Saturday, October 22, 2011

Adding Adequacy to the Growth Variable in DCF

It’s always a challenge to make a quality estimation of inputs to the valuation model like the one utilized in the Startup Valuator. If your company plans to acquire venture capital you should be ready to get the most adequate information about the market. That’s a topical problem for emerging market segments with low entry barriers and high rates of business failures. And e-commerce is a good example.

There is no better way to prove that your company worth the value you expect than using the method of comparables. But multipliers are not always available or they aggregate the information, which is hardly relevant. That’s why I recommend you to use a DCF approach as a backup. Use Startup Valuator with the parameters estimated carefully and you’ll get a lot of useful information on the value of your company.

This post will be about the estimation of growth during the post forecasted period. This parameter is extremely important for the reason that it’s used in calculation of terminal value. For the most of internet companies terminal value has the biggest share to the total value of the firm due to the high expectation of future growth and low need in capital consuming production facilities.

My idea is that we can say for sure what this parameter will be. We will need the following instruments: Microsoft Excel or some soft similar to that and NLREG. The last program is an awesome thing for nonlinear regression analysis.

Let me say again, that our goal is to calculate g (future market growth) and be as much realistic as we can. That’s quite challenging, but we’ll make a try.

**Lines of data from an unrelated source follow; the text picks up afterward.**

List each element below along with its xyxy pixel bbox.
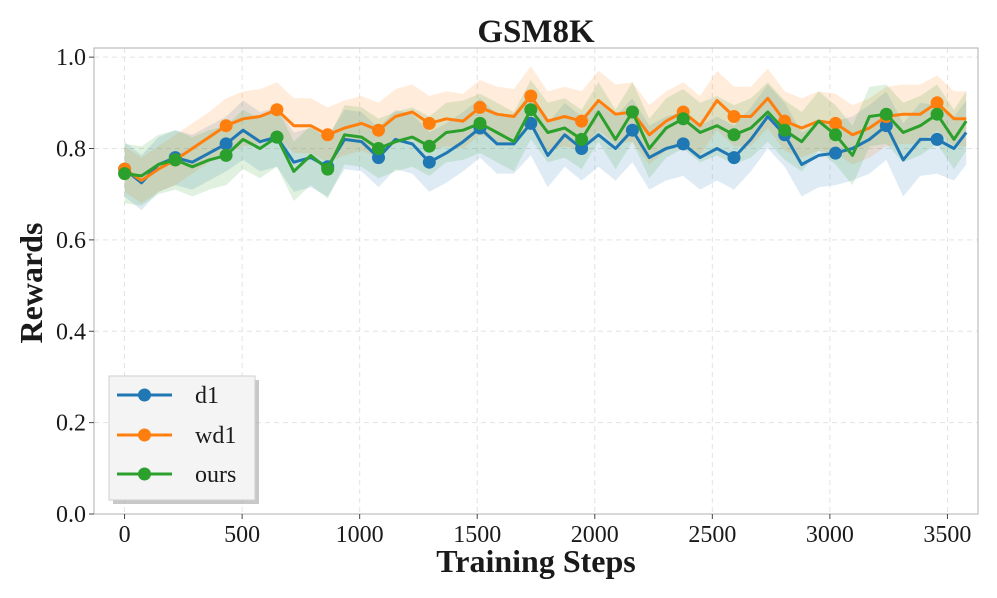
point-d1	[625, 123, 639, 137]
y-axis-label: Rewards	[13, 223, 49, 344]
y-tick-label: 0.0	[56, 502, 86, 528]
x-tick-label: 1500	[453, 522, 501, 548]
point-ours	[321, 162, 335, 176]
legend-label-wd1: wd1	[195, 423, 236, 449]
plot-frame	[93, 47, 979, 515]
x-tick-label: 500	[224, 522, 260, 548]
point-ours	[829, 128, 842, 142]
point-ours	[473, 116, 487, 130]
point-ours	[727, 128, 741, 142]
point-ours	[676, 112, 690, 126]
x-tick-label: 1000	[336, 522, 384, 548]
chart-title: GSM8K	[477, 14, 595, 50]
point-wd1	[473, 100, 487, 114]
point-wd1	[930, 96, 944, 110]
point-d1	[524, 116, 538, 130]
y-tick-label: 0.2	[56, 411, 86, 437]
point-ours	[930, 107, 944, 121]
series-lines	[118, 89, 968, 185]
y-tick-label: 1.0	[56, 45, 86, 71]
point-wd1	[321, 128, 335, 142]
point-wd1	[422, 116, 436, 130]
legend-marker-d1	[138, 388, 151, 402]
point-ours	[625, 105, 639, 119]
point-wd1	[524, 89, 538, 103]
y-axis-ticks: 0.0 0.2 0.4 0.6 0.8 1.0	[56, 45, 94, 528]
band-wd1	[124, 66, 967, 204]
point-wd1	[727, 110, 741, 123]
point-ours	[778, 123, 792, 137]
point-d1	[930, 132, 944, 146]
y-tick-label: 0.6	[56, 228, 86, 254]
point-ours	[879, 107, 893, 121]
legend-item-wd1: wd1	[117, 423, 236, 449]
y-tick-label: 0.4	[56, 319, 86, 345]
line-ours	[124, 108, 968, 178]
legend-label-ours: ours	[195, 462, 236, 488]
point-wd1	[372, 123, 385, 137]
x-tick-label: 0	[119, 522, 131, 548]
legend-label-d1: d1	[195, 383, 219, 409]
x-tick-label: 2500	[688, 522, 736, 548]
point-ours	[270, 130, 284, 144]
legend-marker-wd1	[138, 428, 151, 442]
legend-box	[108, 375, 256, 501]
x-tick-label: 3000	[806, 522, 854, 548]
point-d1	[422, 155, 436, 169]
point-ours	[118, 167, 132, 181]
point-ours	[524, 103, 538, 117]
legend: d1 wd1 ours	[108, 375, 259, 504]
point-ours	[168, 153, 182, 167]
legend-item-ours: ours	[117, 462, 236, 488]
point-ours	[422, 139, 436, 153]
point-wd1	[778, 114, 792, 128]
point-ours	[575, 132, 589, 146]
band-d1	[124, 84, 967, 211]
point-wd1	[575, 114, 589, 128]
point-d1	[727, 151, 741, 165]
legend-item-d1: d1	[117, 383, 219, 409]
point-d1	[219, 137, 233, 151]
point-wd1	[219, 119, 233, 133]
point-d1	[372, 151, 385, 165]
y-tick-label: 0.8	[56, 137, 86, 163]
x-axis-label: Training Steps	[436, 543, 635, 579]
point-ours	[372, 142, 385, 155]
legend-marker-ours	[138, 467, 151, 481]
series-ours	[118, 103, 968, 181]
x-tick-label: 3500	[923, 522, 971, 548]
point-d1	[829, 146, 842, 160]
point-d1	[879, 119, 893, 133]
point-wd1	[270, 103, 284, 117]
point-d1	[676, 137, 690, 151]
x-tick-label: 2000	[571, 522, 619, 548]
point-wd1	[829, 116, 842, 130]
x-axis-ticks: 0 500 1000 1500 2000 2500 3000 3500	[119, 514, 971, 548]
point-d1	[575, 142, 589, 155]
point-ours	[219, 148, 233, 162]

We are taking a Russian internet company which conducts its’ operations in the segment of context advertising aggregators. It’s good for you to know what the revenue is. The data is presented by months on the graph below:

What drives the revenue change in a way like this? There is no sophisticated answer. It’s clear that the more people are surfing the web the more the probability of their accurance on the website of the company. Let’s see if our assumption is adequate.

Both variables are growing in their value. We’ll gather more information by taking the first derivative of them. Look at the example in this google spreadsheet. My results are the following:

The founding is not trivial. We have almost proved that our assumption is down to earth. There is some sort of correlation between these two factors. It’s not linear. Next we’ll use some econometrics. To figure out what sort of dependence there is we build a correlation pole. The correlation pole allows conducting the interpolation, which is a crucial point of the analysis in our case.

Hm… That’s not as good as I expected. Human being is still much cleverer than any algorithm, so we’ll help the computer a little to make a more quality estimation.

Now it’s a whole new ball game! I can’t help thinking that these stuff is very similar to a sine wave with a linear trend:

So we download the demo of NLREG and type into the following command:  

Variables RIU,Revenue;
Parameters p0,p1,Amplitude,Period=2.3,Phase=0;
Function Y = p0 + p1*X + Amplitude*sin(2*pi*(X-Phase)/Period);
Plot Residual,Grid;
[data array]

I won’t publish here the full report. The most important thing for us is that p-value for all the parameters except p0 is less then 0.001. That’s very good!